Now when we come in, we say, “We’re going to assess this person and call their POA. We’re also going to contact their doctor to find out what their baseline is.” And they would respond, “No, you aren’t, you just need to take them and leave.”
After we make the calls, we’ll often come back to them and say, “Yes, this is this patient’s baseline” or “This is nothing that has to go to the emergency room.” That just rocks their world, because they feel like they’re not getting the traditional service they used to get. And they aren’t, but it’s the right thing to do.
Bedel: They’ll say, “Dr. Thompson wants his patient on an M1.” And we’ll respond, “Well, then, Dr. Thompson needs to come down here and assess and get us some paperwork,” because as far as we know, Dr. Thompson doesn’t exist.

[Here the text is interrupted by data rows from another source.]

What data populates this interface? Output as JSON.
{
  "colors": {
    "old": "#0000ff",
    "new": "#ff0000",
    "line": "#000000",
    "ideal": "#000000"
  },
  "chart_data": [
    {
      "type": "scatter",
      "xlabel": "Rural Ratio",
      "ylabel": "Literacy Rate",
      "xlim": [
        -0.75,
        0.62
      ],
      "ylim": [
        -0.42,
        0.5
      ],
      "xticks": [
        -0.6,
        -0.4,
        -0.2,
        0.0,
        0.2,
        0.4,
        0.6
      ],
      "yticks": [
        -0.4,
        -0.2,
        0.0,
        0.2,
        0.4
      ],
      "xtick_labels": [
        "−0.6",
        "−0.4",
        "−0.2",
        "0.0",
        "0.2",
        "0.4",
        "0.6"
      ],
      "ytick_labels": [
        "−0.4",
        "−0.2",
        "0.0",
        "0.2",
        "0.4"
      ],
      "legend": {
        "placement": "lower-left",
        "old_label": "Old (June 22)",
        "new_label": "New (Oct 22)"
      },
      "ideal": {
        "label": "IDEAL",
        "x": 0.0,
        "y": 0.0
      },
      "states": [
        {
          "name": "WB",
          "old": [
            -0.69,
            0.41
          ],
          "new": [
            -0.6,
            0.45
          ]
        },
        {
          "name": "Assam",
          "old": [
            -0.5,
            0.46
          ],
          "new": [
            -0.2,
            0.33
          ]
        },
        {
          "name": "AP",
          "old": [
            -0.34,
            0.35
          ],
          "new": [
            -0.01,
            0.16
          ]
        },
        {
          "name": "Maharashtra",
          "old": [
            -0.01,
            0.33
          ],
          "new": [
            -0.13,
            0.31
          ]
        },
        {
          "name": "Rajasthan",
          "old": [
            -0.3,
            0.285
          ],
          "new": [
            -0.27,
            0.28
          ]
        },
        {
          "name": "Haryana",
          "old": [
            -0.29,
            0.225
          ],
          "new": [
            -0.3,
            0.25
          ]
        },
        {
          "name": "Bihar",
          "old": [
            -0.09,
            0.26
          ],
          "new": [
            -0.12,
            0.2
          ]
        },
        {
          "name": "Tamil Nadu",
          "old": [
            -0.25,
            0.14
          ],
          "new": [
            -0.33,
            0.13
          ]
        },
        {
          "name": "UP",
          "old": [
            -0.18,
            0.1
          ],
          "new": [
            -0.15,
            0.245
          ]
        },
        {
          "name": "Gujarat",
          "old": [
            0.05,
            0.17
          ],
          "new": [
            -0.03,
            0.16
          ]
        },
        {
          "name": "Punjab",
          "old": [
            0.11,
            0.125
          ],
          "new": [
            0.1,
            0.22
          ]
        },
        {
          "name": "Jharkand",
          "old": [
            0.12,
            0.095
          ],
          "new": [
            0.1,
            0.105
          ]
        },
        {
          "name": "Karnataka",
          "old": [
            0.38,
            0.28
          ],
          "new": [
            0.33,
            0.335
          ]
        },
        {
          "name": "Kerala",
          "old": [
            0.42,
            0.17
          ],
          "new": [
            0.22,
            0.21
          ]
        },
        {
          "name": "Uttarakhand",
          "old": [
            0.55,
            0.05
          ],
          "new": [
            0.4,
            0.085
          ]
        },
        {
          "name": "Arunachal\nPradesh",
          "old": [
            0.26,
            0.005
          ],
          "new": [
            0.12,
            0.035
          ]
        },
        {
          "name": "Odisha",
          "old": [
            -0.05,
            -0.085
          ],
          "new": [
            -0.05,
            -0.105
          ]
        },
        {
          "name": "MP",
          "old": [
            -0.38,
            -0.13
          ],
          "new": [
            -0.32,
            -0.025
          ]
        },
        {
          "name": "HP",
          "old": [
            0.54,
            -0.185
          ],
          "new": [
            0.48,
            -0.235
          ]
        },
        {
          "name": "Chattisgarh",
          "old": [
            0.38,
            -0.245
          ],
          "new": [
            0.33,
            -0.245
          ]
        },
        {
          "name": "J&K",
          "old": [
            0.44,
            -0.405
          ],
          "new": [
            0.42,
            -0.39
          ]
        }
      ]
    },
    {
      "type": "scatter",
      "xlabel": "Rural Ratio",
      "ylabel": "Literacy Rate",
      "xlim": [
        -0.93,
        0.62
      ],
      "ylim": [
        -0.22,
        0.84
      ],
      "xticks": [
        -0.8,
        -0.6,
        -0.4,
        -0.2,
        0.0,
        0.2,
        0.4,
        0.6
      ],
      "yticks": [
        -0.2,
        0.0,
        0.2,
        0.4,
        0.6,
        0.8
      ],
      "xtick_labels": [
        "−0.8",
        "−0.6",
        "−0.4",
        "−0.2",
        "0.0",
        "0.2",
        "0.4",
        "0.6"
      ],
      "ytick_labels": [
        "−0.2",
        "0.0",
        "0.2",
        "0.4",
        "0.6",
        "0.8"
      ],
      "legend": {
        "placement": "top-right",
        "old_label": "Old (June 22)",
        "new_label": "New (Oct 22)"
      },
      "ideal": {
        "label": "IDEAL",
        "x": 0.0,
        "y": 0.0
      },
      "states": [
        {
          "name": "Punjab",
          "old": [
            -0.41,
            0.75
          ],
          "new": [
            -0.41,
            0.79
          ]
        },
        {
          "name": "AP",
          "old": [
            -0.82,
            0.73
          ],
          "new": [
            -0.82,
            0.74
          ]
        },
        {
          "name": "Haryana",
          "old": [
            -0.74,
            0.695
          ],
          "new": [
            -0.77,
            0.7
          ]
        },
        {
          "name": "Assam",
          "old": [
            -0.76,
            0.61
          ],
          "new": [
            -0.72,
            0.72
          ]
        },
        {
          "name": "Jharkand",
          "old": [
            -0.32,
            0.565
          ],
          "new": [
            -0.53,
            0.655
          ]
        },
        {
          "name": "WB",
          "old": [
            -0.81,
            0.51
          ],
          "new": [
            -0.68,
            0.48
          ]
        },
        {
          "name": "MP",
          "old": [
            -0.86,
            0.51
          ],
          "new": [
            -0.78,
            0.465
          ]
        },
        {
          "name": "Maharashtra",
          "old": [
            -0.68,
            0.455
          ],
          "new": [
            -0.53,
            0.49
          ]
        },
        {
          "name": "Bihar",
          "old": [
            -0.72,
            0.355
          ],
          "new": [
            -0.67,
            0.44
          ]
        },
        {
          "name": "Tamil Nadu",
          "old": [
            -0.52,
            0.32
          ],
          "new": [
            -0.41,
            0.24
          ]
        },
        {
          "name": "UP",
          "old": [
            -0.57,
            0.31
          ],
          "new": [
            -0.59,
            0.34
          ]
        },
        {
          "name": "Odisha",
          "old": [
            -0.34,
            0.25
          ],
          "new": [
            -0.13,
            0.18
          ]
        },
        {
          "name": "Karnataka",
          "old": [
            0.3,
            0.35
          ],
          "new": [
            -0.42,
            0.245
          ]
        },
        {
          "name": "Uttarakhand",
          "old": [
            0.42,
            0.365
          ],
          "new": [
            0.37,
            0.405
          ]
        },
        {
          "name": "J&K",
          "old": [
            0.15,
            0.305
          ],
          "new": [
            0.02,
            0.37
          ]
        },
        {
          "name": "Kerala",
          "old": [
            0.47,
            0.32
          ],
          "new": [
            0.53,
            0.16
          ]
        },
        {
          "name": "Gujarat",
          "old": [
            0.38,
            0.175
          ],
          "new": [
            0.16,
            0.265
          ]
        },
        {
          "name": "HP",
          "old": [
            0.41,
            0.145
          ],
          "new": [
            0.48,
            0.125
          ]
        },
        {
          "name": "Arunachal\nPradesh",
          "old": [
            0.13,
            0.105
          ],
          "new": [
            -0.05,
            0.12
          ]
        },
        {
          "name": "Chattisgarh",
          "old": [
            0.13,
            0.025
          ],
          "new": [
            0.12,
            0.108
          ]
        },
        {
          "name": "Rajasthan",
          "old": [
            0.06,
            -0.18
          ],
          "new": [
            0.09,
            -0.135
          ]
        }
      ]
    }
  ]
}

Obviously we aren’t this sarcastic with them, but we are trying to educate them: This is how it really works—these are the laws. It’s been a huge education on everybody’s part.
Do you go to the memory care facilities at all?
Verplank: We’ve been able to stay away from that because it’s not appropriate. It’s not psych.
Bronsky: We have other programs that deal with that.
Verplank: But we’re more than happy if an officer responds to a call like that and wants to call us for traditional advice.
So what was the biggest eye-opener for you, Lori, leaving your hospital psych office and going into the field?
Bedel: For me it was just learning. I feel like I’ve learned so much on the PD side. I just learned so much as far as what they can and can’t do legally. Their hands are tied too.
On the medical side I’ve developed a better understanding of what truly is a medical issue versus a mental health issue. So for me just learning both sides of that has been huge, because I was in this mental health box, sitting in the ER, evaluating my patients in a cozy little environment.
And now I’m seeing them in their environments. Going into people’s homes or seeing them in the community is totally different than what you see in an ER or even an office. These people who come to an office or even in the ER, they’re stabilized because they’ve been medicated or removed from their trigger point.
When I used to see them in the ED, they were often given Geodon, and the psychosis was largely gone by the time I’d see them. I would walk into an eval room and say, “Why are we seeing this person? They look fine to me.” When we see them on the street now, it’s totally different.
We’ve also developed a better recognition of true psychosis versus what a meth reaction looks like. We can look at a call screen for two minutes and be pretty sure it’s meth before we even see the patient. There have only been two that shocked us where we thought drugs were involved rather than a psychosis.